Doctoral Dissertation Proposal: Benjamin Wang: Contamined Landscapes: Explosive Remnants of War in Sudan
Cornell University, Ithaca NY
Investigators
Abstract
This doctoral dissertation examines how local populations, nongovernmental organizations, the United Nations and other development groups, and policymakers physically construct and conceptually understand environments contaminated by explosive remnants of war (principally landmines) in Sudan. Other explosive remnants of war include unexploded rockets and mortars in the ground that can explode long after being fired. The presence of latent explosives in civilian areas long after a conflict ends significantly alters the local environment and the interactions communities have with that environment, as well as how the explosive technologies and landscapes are understood. Through historical and ethnographic methods, this dissertation seeks to unmask and make visible the processes of perception, interaction, and management within a contaminated landscape, particularly by local communities in Sudan. This study is thus in part a response to the existing body of literature on global scale responses to contaminated landscapes. While such literature rightly points to the profusion of landscapes contaminated with explosive technologies that result from conflict, the local knowledge in a contaminated landscape becomes abstracted, thus obscuring the context of knowledge production as well as local meanings and experiences. This project makes several contributions. First, it aims to address the lack of scholarship on the environmental impacts of explosive technologies in Sudan, especially away from the Darfur states. Second, it connects the analytical dynamic between environmental history and science and technology studies to contemporary policy decisions, particularly those pertaining to development.
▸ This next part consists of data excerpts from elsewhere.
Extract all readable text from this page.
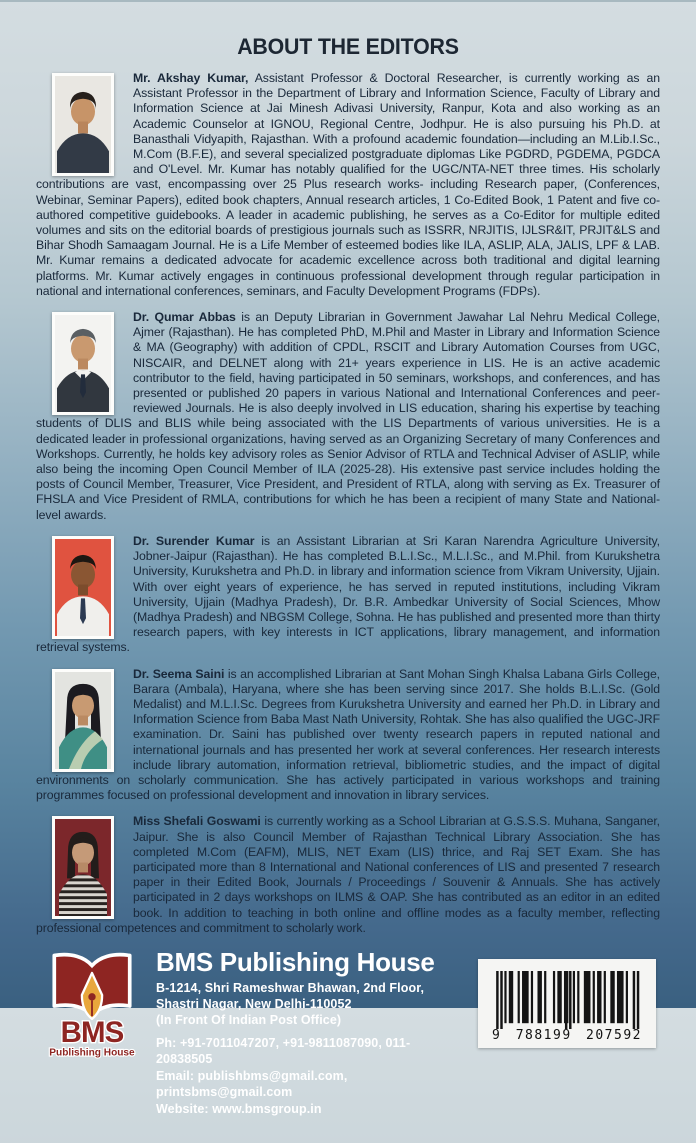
ABOUT THE EDITORS

Mr. Akshay Kumar, Assistant Professor & Doctoral Researcher, is currently working as an Assistant Professor in the Department of Library and Information Science, Faculty of Library and Information Science at Jai Minesh Adivasi University, Ranpur, Kota and also working as an Academic Counselor at IGNOU, Regional Centre, Jodhpur. He is also pursuing his Ph.D. at Banasthali Vidyapith, Rajasthan. With a profound academic foundation—including an M.Lib.I.Sc., M.Com (B.F.E), and several specialized postgraduate diplomas Like PGDRD, PGDEMA, PGDCA and O'Level. Mr. Kumar has notably qualified for the UGC/NTA-NET three times. His scholarly contributions are vast, encompassing over 25 Plus research works- including Research paper, (Conferences, Webinar, Seminar Papers), edited book chapters, Annual research articles, 1 Co-Edited Book, 1 Patent and five co-authored competitive guidebooks. A leader in academic publishing, he serves as a Co-Editor for multiple edited volumes and sits on the editorial boards of prestigious journals such as ISSRR, NRJITIS, IJLSR&IT, PRJIT&LS and Bihar Shodh Samaagam Journal. He is a Life Member of esteemed bodies like ILA, ASLIP, ALA, JALIS, LPF & LAB. Mr. Kumar remains a dedicated advocate for academic excellence across both traditional and digital learning platforms. Mr. Kumar actively engages in continuous professional development through regular participation in national and international conferences, seminars, and Faculty Development Programs (FDPs).

Dr. Qumar Abbas is an Deputy Librarian in Government Jawahar Lal Nehru Medical College, Ajmer (Rajasthan). He has completed PhD, M.Phil and Master in Library and Information Science & MA (Geography) with addition of CPDL, RSCIT and Library Automation Courses from UGC, NISCAIR, and DELNET along with 21+ years experience in LIS. He is an active academic contributor to the field, having participated in 50 seminars, workshops, and conferences, and has presented or published 20 papers in various National and International Conferences and peer-reviewed Journals. He is also deeply involved in LIS education, sharing his expertise by teaching students of DLIS and BLIS while being associated with the LIS Departments of various universities. He is a dedicated leader in professional organizations, having served as an Organizing Secretary of many Conferences and Workshops. Currently, he holds key advisory roles as Senior Advisor of RTLA and Technical Adviser of ASLIP, while also being the incoming Open Council Member of ILA (2025-28). His extensive past service includes holding the posts of Council Member, Treasurer, Vice President, and President of RTLA, along with serving as Ex. Treasurer of FHSLA and Vice President of RMLA, contributions for which he has been a recipient of many State and National-level awards.

Dr. Surender Kumar is an Assistant Librarian at Sri Karan Narendra Agriculture University, Jobner-Jaipur (Rajasthan). He has completed B.L.I.Sc., M.L.I.Sc., and M.Phil. from Kurukshetra University, Kurukshetra and Ph.D. in library and information science from Vikram University, Ujjain. With over eight years of experience, he has served in reputed institutions, including Vikram University, Ujjain (Madhya Pradesh), Dr. B.R. Ambedkar University of Social Sciences, Mhow (Madhya Pradesh) and NBGSM College, Sohna. He has published and presented more than thirty research papers, with key interests in ICT applications, library management, and information retrieval systems.

Dr. Seema Saini is an accomplished Librarian at Sant Mohan Singh Khalsa Labana Girls College, Barara (Ambala), Haryana, where she has been serving since 2017. She holds B.L.I.Sc. (Gold Medalist) and M.L.I.Sc. Degrees from Kurukshetra University and earned her Ph.D. in Library and Information Science from Baba Mast Nath University, Rohtak. She has also qualified the UGC-JRF examination. Dr. Saini has published over twenty research papers in reputed national and international journals and has presented her work at several conferences. Her research interests include library automation, information retrieval, bibliometric studies, and the impact of digital environments on scholarly communication. She has actively participated in various workshops and training programmes focused on professional development and innovation in library services.

Miss Shefali Goswami is currently working as a School Librarian at G.S.S.S. Muhana, Sanganer, Jaipur. She is also Council Member of Rajasthan Technical Library Association. She has completed M.Com (EAFM), MLIS, NET Exam (LIS) thrice, and Raj SET Exam. She has participated more than 8 International and National conferences of LIS and presented 7 research paper in their Edited Book, Journals / Proceedings / Souvenir & Annuals. She has actively participated in 2 days workshops on ILMS & OAP. She has contributed as an editor in an edited book. In addition to teaching in both online and offline modes as a faculty member, reflecting professional competences and commitment to scholarly work.

BMS
Publishing House
BMS Publishing House
B-1214, Shri Rameshwar Bhawan, 2nd Floor,
Shastri Nagar, New Delhi-110052
(In Front Of Indian Post Office)
Ph: +91-7011047207, +91-9811087090, 011-20838505
Email: publishbms@gmail.com, printsbms@gmail.com
Website: www.bmsgroup.in
9 788199 207592
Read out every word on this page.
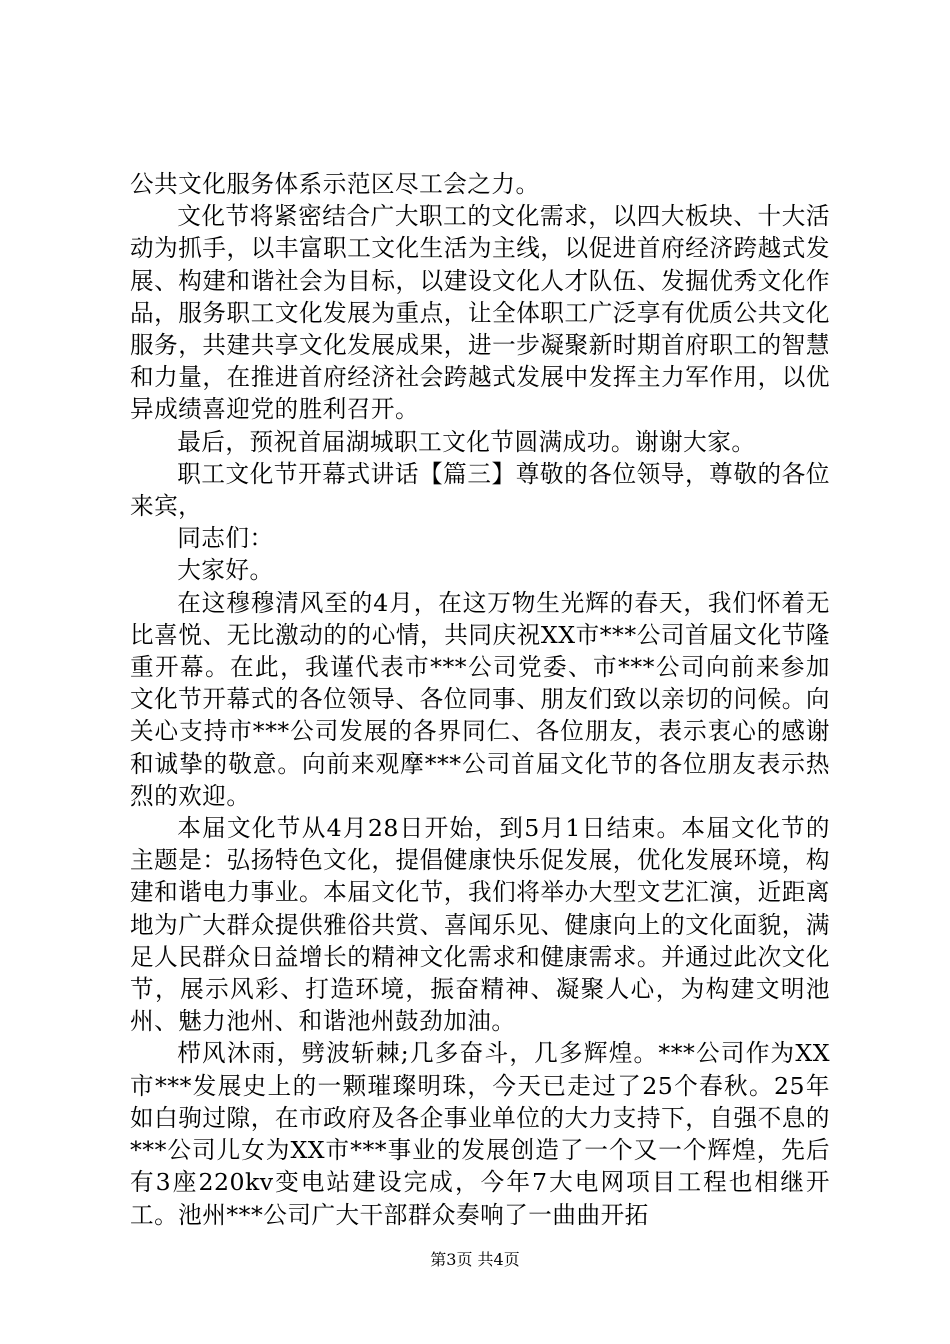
公共文化服务体系示范区尽工会之力。

文化节将紧密结合广大职工的文化需求，以四大板块、十大活动为抓手，以丰富职工文化生活为主线，以促进首府经济跨越式发展、构建和谐社会为目标，以建设文化人才队伍、发掘优秀文化作品，服务职工文化发展为重点，让全体职工广泛享有优质公共文化服务，共建共享文化发展成果，进一步凝聚新时期首府职工的智慧和力量，在推进首府经济社会跨越式发展中发挥主力军作用，以优异成绩喜迎党的胜利召开。

最后，预祝首届湖城职工文化节圆满成功。谢谢大家。

职工文化节开幕式讲话【篇三】尊敬的各位领导，尊敬的各位来宾，

同志们：

大家好。

在这穆穆清风至的4月，在这万物生光辉的春天，我们怀着无比喜悦、无比激动的的心情，共同庆祝XX市***公司首届文化节隆重开幕。在此，我谨代表市***公司党委、市***公司向前来参加文化节开幕式的各位领导、各位同事、朋友们致以亲切的问候。向关心支持市***公司发展的各界同仁、各位朋友，表示衷心的感谢和诚挚的敬意。向前来观摩***公司首届文化节的各位朋友表示热烈的欢迎。

本届文化节从4月28日开始，到5月1日结束。本届文化节的主题是：弘扬特色文化，提倡健康快乐促发展，优化发展环境，构建和谐电力事业。本届文化节，我们将举办大型文艺汇演，近距离地为广大群众提供雅俗共赏、喜闻乐见、健康向上的文化面貌，满足人民群众日益增长的精神文化需求和健康需求。并通过此次文化节，展示风彩、打造环境，振奋精神、凝聚人心，为构建文明池州、魅力池州、和谐池州鼓劲加油。

栉风沐雨，劈波斩棘;几多奋斗，几多辉煌。***公司作为XX市***发展史上的一颗璀璨明珠，今天已走过了25个春秋。25年如白驹过隙，在市政府及各企事业单位的大力支持下，自强不息的***公司儿女为XX市***事业的发展创造了一个又一个辉煌，先后有3座220kv变电站建设完成，今年7大电网项目工程也相继开工。池州***公司广大干部群众奏响了一曲曲开拓

第3页 共4页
These research findings will be relevant to academic researchers, policymakers, and nongovernmental activists. This study will examine the archives at the Modern Military Records unit of the National Archives, the UN Archives, the Mine Action Information Center at James Madison University and the Geneva International Centre for Humanitarian Demining in Switzerland. Oral histories and ethnographic observation will be conducted at the headquarters of an NGO dedicated to clearing landmines and in affected states of Sudan.